When I first set out to write, I felt like I was committing myself the simple practice of paying attention.To write was to practice seeing—and seeing seemed so necessary to loving. I didn’t have grand aspirations to move my readers, to teach them, even to make them remember me. No, I just wanted wider eyes and razor sharp words to get the images down. The writing was as much for me as anyone else. But now, the only people I seem to be writing for is others. Is that a necessity, a maturity—or a loss?
I’ve been recently thinking of an essay on aging that I want to write. It’s just the kind of paying attention I long to do, but I’m worried that there’s going to be no time to write it.

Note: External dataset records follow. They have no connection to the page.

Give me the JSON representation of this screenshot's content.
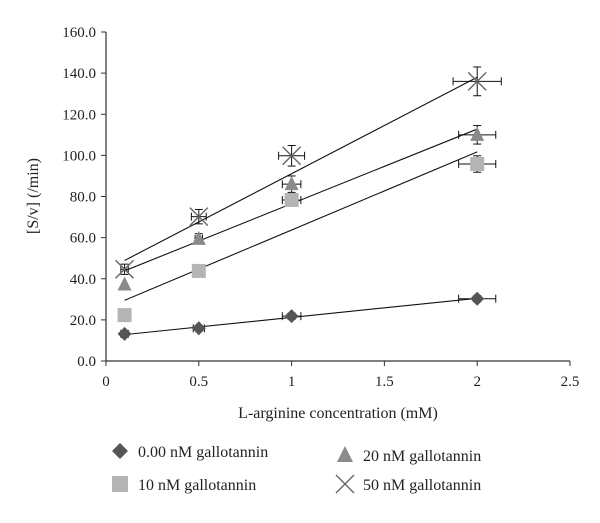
{
  "chart_data": {
    "type": "scatter",
    "xlabel": "L-arginine concentration (mM)",
    "ylabel": "[S/v] (/min)",
    "xlim": [
      0,
      2.5
    ],
    "ylim": [
      0,
      160
    ],
    "x_ticks": [
      "0",
      "0.5",
      "1",
      "1.5",
      "2",
      "2.5"
    ],
    "y_ticks": [
      "0.0",
      "20.0",
      "40.0",
      "60.0",
      "80.0",
      "100.0",
      "120.0",
      "140.0",
      "160.0"
    ],
    "grid": false,
    "legend_position": "bottom",
    "series": [
      {
        "name": "0.00 nM gallotannin",
        "marker": "diamond",
        "color": "#555555",
        "x": [
          0.1,
          0.5,
          1,
          2
        ],
        "y": [
          13.2,
          15.9,
          21.8,
          30.3
        ],
        "x_err": [
          0.02,
          0.03,
          0.05,
          0.1
        ],
        "y_err": [
          1.0,
          1.2,
          1.5,
          1.5
        ],
        "trendline": [
          11.9,
          9.3
        ]
      },
      {
        "name": "10 nM gallotannin",
        "marker": "square",
        "color": "#b4b4b4",
        "x": [
          0.1,
          0.5,
          1,
          2
        ],
        "y": [
          22.3,
          43.8,
          78.3,
          95.8
        ],
        "x_err": [
          0.0,
          0.0,
          0.05,
          0.1
        ],
        "y_err": [
          0.0,
          0.0,
          3.0,
          4.0
        ],
        "trendline": [
          25.7,
          38.0
        ]
      },
      {
        "name": "20 nM gallotannin",
        "marker": "triangle",
        "color": "#8a8a8a",
        "x": [
          0.1,
          0.5,
          1,
          2
        ],
        "y": [
          37.2,
          59.4,
          86.0,
          110.0
        ],
        "x_err": [
          0.0,
          0.02,
          0.05,
          0.1
        ],
        "y_err": [
          0.0,
          2.5,
          4.0,
          4.5
        ],
        "trendline": [
          40.2,
          36.3
        ]
      },
      {
        "name": "50 nM gallotannin",
        "marker": "x",
        "color": "#666666",
        "x": [
          0.1,
          0.5,
          1,
          2
        ],
        "y": [
          44.6,
          70.2,
          99.8,
          136.0
        ],
        "x_err": [
          0.02,
          0.04,
          0.07,
          0.13
        ],
        "y_err": [
          2.5,
          3.5,
          5.0,
          7.0
        ],
        "trendline": [
          44.2,
          46.9
        ]
      }
    ]
  }
}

For now, at least, I’ve got “aging essay” scribbled down in a new page of my working journal where I’ve made three columns at the top: NO/YES/WISH I COULD. It’s there in the third column, glaring at me. But at least it’s there, unforgotten, reminding me that as soon as I’m ready to get serious about it, I can make the space for moving it just over one column. (Maybe after March 1?)
At the event yesterday, I was speaking alongside Tish Harrison Warren, whose wonderful book, Liturgy of the Ordinary, was a source of rich conversation throughout the day. At one of the panel discussions, someone had stood up to ask what she meant by the term “vocational holiness” in one of her chapters. I’d read her book but forgotten this phrase. It rolled around in my head for the rest of the day, making me wonder if some of my own vocational holiness wasn’t just about meeting deadlines but about creating time for the “wish I could” assignments—the castles I’d like to build. Something about this seems incredibly necessary to nurturing the joy of my writing vocation.
And isn’t holiness about joy? I think so.
I fear I’ve rambled long in this letter and sounded a little whiny. Forgive me! I promise to send you something of my father’s writing when I find it again. In all the moving we’ve done in the past two years, it’s been banished to storage as we’ve made room for more needful things. I’d love to know what you make of the phrase, “vocational holiness” (if it doesn’t sound too dour to consider). And what sustains your joy in this work?